Every week, Hollywood Prospectus editor and masochistically devoted mainstream-radio listener Emily Yoshida will pick an aging Top 40 hit that she has heard enough times to render it meaningless, and thus likely to inspire otherwise inaccessible epiphanies.
Who really likes P!nk? This has been a question I've contended with every time another one of Alecia Moore's singles starts climbing the charts and becoming inescapable at drugstore checkouts nationwide. Even her catchiest songs seem at best like something you'd turn up for 30 seconds and sing along to in the car with the specific aim of annoying whoever was in the passenger seat — but I have a hard time trying to figure out who would actually hear one of them and sign up for her proverbial newsletter. Ardent fan bases I get: Lady Gaga. Rihanna. Britney Spears. Taylor Swift. Katy Perry. Motherfuckin' Ke$ha. These artists (and their songwriters and stylists and various handlers) all provide some form of context for their charisma and quirks — Swift, as noted by seemingly every Internet publication this week (this one included), is particularly killing it at this game. The most powerful pop singers continue to weave a emotional-stylistic narrative with each new single and album — like a great episode of Breaking Bad, it's even better if you've been along for the journey up until that point. There's a sense of ownership. We are fans of artists not only because of what they output to the world, but because we like what it says about us when we align ourselves with them.

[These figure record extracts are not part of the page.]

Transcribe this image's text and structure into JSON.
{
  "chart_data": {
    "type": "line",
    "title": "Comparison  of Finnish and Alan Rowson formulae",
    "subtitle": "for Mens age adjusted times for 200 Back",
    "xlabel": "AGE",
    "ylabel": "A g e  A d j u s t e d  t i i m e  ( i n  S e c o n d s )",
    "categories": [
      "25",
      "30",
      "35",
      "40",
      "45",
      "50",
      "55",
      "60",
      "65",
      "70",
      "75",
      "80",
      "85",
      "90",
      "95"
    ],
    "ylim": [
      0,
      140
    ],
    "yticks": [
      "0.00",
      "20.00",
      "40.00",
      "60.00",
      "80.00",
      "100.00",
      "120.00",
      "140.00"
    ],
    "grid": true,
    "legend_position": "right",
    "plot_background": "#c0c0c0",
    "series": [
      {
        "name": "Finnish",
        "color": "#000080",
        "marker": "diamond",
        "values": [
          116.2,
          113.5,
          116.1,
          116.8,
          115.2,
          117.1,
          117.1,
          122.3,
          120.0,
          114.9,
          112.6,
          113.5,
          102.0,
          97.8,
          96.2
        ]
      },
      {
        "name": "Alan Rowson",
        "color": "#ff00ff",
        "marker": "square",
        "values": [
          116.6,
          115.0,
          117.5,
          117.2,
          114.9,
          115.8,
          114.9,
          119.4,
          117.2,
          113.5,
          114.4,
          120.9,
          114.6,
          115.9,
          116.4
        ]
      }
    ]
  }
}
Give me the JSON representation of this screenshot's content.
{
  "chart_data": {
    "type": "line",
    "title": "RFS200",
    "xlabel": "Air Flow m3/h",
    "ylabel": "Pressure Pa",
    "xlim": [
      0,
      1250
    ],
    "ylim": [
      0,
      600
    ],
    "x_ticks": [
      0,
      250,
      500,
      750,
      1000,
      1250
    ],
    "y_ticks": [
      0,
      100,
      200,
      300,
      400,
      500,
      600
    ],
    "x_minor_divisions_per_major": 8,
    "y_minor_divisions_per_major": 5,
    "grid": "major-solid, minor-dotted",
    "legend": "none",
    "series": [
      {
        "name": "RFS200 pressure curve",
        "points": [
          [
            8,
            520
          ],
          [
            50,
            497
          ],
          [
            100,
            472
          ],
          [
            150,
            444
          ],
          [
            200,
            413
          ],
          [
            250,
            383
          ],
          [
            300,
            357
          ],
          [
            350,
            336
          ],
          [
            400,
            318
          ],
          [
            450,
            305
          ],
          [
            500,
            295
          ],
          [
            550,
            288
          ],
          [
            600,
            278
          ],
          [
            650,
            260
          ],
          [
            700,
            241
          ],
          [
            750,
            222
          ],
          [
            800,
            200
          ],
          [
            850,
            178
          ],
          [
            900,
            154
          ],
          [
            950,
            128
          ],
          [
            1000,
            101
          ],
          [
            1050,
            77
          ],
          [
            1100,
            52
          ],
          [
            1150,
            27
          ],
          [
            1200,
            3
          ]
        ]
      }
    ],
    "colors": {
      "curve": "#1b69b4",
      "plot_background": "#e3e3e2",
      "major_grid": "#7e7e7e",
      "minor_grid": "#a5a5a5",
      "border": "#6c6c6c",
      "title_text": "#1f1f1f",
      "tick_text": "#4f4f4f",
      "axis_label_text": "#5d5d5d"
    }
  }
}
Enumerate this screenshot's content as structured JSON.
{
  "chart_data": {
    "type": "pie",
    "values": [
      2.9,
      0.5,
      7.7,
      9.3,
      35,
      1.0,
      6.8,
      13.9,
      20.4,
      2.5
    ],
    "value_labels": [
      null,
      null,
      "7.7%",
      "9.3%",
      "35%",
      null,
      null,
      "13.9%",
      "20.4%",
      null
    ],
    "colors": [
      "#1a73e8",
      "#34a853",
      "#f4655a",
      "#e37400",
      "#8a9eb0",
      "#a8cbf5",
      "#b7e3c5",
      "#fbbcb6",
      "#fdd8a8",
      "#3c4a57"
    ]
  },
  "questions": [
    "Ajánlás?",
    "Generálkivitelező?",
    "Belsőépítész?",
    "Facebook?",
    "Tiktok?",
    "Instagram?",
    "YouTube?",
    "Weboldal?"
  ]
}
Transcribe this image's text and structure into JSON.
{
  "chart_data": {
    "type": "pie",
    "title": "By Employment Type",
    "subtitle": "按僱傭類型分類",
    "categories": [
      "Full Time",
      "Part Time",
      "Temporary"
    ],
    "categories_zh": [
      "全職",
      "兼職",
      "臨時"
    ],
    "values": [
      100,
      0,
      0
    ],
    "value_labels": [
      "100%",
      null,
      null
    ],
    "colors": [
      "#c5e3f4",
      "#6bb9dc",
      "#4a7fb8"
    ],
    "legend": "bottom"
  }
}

If I'm not paying close enough attention, then I'd welcome a counterargument — but I don't think it means that much to be a P!nk fan (and I mean a legit, concert-going fan, not someone who jams to "Sober" sometimes in the shower). Or maybe I do know what it means, but I don't like it, mostly because of how little it means. And while I know we're not here to discuss superfans; they're often a driving force in how stuff ends up being Overplayed. So who is buying P!nk's albums? Who's requesting her on the radio? Who's downloading "Blow Me (One Last Kiss)" on iTunes?
This is another raging breakup song from Moore, with a chorus so strained and shouty you can barely make out what she's saying, but not in a cool rock-star way, just in a way that suggests that she should perhaps not be singing those notes. She crams too many "clever" words into what could have been a simple, catchy chorus (call me a purist, but I much prefer when she just starts singing "nana na nana na" near the end). P!nk's body of work somehow manages to scream "Look at me!" while simultaneously inspiring zero curiosity or fascination with its creator. "Blow Me," whose oh-so-saucy title just dares you to send it to timeout, is no different.
Production notes: I'm already asleep by the time the opening guitar line comes in, fresh and exciting as Franz Ferdinand's "Take Me Out" over the sound of a Frappucino machine in 2012. Moore's voice is doubled up in harmonies or octaves throughout most of the song, which takes the edge off of it, as well as the potential for any ray of human personality to shine through the layers of production. This song sounds like something from a web ad on a streaming episode of a CW show, a subgenre with which I am unfortunately very familiar. All I keep thinking is that someone is trying to sell me shampoo.
Lyrical notes: The bridge is the highlight of the song lyrically and melodically, although P!nk's signature awkward vulgarity, as previously identified and dissected by the DIVAWATCH committee (who have a much higher tolerance for her than I do, apparently), rears its head in the second verse in the form of the charming phrase "sick whiskey dick," and then again in the repeated refrain "I had a shit day / You had a shit day / We had a shit day." You can practically hear Ms. Moore calling up her mom before heading to the recording studio to warn her that she's going to say some naughty words in a rock song again, and that Mom had better wait for the radio edit. Don't worry, Alecia. Your mom and I are both very convinced that you are a wild, rebellious woman. We just wish you'd use your powers for good.